Je ne sais pas à quelle date est décédé Charles Virmaitre, probablement dans les années 1910 ? peut-être 1920. Si la date de naissance de 1835 que j'ai trouvée dans une notice est exacte, il avait donc entre 45 et 55 ans dans les années 1880/90, années de publication de ces ouvrages.

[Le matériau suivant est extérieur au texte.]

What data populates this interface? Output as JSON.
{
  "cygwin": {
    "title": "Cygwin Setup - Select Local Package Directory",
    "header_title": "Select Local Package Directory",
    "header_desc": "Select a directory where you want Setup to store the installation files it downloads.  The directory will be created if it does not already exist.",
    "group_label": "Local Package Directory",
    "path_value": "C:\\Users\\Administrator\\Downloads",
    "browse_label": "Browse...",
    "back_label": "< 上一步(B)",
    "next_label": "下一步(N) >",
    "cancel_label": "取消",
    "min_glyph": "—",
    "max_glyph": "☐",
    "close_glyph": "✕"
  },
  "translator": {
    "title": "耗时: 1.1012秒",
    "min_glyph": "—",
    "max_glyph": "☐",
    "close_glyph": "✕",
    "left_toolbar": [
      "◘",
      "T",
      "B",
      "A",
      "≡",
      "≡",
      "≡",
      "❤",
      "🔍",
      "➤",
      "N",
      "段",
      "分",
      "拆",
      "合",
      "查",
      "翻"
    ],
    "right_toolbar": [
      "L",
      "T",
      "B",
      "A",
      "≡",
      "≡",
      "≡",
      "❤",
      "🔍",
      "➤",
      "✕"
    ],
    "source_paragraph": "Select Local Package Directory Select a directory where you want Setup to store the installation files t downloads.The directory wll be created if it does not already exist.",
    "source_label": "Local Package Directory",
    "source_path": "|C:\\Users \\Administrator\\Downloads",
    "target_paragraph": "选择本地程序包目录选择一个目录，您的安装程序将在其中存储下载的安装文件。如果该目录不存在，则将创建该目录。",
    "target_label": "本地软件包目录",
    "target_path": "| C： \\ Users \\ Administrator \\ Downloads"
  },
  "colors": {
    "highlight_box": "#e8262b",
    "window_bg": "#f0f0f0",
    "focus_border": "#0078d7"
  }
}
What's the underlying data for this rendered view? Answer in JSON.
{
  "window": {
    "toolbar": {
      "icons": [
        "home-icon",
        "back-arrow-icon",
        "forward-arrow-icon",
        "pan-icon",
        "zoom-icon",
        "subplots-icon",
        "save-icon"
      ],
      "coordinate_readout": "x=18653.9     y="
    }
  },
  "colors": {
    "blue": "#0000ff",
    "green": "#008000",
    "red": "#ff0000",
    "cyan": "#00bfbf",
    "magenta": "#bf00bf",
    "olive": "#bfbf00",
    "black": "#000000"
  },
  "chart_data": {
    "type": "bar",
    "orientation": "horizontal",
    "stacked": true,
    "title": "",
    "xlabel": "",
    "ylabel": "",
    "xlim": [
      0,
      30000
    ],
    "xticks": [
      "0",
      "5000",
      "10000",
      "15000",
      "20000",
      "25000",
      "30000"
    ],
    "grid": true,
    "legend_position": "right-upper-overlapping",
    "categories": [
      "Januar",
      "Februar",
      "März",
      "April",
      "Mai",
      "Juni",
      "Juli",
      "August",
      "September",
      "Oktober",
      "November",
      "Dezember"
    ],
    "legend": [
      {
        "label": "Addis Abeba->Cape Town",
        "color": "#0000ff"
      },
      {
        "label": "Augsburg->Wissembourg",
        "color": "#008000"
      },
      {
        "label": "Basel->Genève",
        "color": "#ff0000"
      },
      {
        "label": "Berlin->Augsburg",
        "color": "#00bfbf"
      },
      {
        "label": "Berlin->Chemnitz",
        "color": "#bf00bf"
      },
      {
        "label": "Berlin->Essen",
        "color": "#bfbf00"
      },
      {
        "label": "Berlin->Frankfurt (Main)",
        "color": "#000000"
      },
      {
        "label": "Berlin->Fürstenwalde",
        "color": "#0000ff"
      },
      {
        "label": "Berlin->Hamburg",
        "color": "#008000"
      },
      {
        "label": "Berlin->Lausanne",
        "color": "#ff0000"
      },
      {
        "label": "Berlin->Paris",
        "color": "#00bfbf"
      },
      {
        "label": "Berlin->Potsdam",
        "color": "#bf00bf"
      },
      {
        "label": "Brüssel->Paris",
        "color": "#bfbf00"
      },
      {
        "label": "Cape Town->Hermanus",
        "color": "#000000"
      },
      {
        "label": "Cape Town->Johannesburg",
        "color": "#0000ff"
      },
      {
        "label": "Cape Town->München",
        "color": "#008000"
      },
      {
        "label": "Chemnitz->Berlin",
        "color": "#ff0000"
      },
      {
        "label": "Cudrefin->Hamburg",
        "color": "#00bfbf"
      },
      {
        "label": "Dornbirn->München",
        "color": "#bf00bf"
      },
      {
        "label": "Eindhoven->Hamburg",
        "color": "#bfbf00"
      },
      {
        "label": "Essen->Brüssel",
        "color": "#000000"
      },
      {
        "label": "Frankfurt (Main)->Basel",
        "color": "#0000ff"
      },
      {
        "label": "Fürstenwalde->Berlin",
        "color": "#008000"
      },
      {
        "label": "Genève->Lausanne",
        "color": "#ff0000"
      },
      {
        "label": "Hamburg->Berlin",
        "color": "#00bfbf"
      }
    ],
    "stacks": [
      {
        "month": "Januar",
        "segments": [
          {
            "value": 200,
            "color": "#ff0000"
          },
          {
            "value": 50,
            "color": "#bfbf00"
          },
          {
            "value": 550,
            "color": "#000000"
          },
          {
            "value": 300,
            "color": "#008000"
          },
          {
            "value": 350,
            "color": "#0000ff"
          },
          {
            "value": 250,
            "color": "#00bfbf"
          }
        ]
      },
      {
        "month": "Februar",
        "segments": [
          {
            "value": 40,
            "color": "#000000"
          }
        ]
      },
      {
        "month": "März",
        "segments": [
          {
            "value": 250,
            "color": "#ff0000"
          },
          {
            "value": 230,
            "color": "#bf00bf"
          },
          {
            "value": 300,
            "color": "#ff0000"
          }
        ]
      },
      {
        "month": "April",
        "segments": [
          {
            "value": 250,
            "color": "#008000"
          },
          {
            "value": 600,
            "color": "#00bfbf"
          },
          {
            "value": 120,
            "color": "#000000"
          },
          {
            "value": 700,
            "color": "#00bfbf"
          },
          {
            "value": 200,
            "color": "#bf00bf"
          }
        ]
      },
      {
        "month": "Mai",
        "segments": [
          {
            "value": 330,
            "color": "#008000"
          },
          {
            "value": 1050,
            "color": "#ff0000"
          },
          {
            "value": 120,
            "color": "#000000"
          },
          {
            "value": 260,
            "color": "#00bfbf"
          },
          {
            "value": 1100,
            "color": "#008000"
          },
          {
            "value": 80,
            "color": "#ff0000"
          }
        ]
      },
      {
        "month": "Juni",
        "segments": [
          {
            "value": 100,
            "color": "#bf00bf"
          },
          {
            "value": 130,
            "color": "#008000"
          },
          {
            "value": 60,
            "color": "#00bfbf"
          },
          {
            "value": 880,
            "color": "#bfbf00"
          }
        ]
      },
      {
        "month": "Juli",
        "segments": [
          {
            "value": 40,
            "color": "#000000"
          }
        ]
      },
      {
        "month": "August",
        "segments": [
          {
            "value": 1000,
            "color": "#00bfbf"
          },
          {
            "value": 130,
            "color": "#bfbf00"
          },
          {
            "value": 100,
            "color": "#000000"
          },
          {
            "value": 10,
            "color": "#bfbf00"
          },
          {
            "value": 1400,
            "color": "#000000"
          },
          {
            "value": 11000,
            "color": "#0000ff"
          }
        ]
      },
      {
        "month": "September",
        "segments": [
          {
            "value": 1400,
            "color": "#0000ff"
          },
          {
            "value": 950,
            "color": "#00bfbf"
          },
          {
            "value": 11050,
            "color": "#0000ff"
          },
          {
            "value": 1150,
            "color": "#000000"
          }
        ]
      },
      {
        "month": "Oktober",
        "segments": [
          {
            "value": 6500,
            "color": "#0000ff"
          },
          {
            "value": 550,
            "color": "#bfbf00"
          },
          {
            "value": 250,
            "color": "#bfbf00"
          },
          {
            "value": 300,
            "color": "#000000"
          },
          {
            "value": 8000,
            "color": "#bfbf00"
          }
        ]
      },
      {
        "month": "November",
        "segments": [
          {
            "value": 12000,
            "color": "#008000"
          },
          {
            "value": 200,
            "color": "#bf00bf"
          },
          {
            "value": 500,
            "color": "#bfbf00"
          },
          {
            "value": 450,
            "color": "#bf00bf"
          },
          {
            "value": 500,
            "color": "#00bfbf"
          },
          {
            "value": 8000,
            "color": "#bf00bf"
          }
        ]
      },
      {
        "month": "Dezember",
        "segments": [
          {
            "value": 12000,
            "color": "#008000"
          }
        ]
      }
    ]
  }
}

La plus part de ses ouvrages ont été publiés chez A. Charles ou chez L. Genonceaux ou encore Albert Savine.

Les flagellants et les flagellés de Paris.
Paris, Charles Carrington, 1902
In-8 de 92 et 302 pp.
Belle impression sur papier de Hollande.
Tirage à petit nombre (non justifié).


En 1902 il publie un ouvrage qui marquera son époque et même encore les collectionneurs-bibliophiles d'aujourd'hui : Les flagellants et les flagellés de Paris. Ouvrage de luxe publié sans doute à petit nombre (entre 500 et 750 exemplaires) par le sulfureux Charles Carrington (Paris, 13 Faubourg Montmartre). Ce livre, de format in-8, est joliment imprimé sur papier vergé de Hollande. Un beau format, un très beau papier, une belle mise en page encadrée d'un filet rouge avec décor Art Nouveau dans les angles, bref, une pure production pour bibliophile. L'ouvrage ne compte pas moins de XCII [92]-302 pages. Il sort des presses de la très énigmatique imprimerie S.I.C. (??), 104 Boulevard Voltaire à Paris.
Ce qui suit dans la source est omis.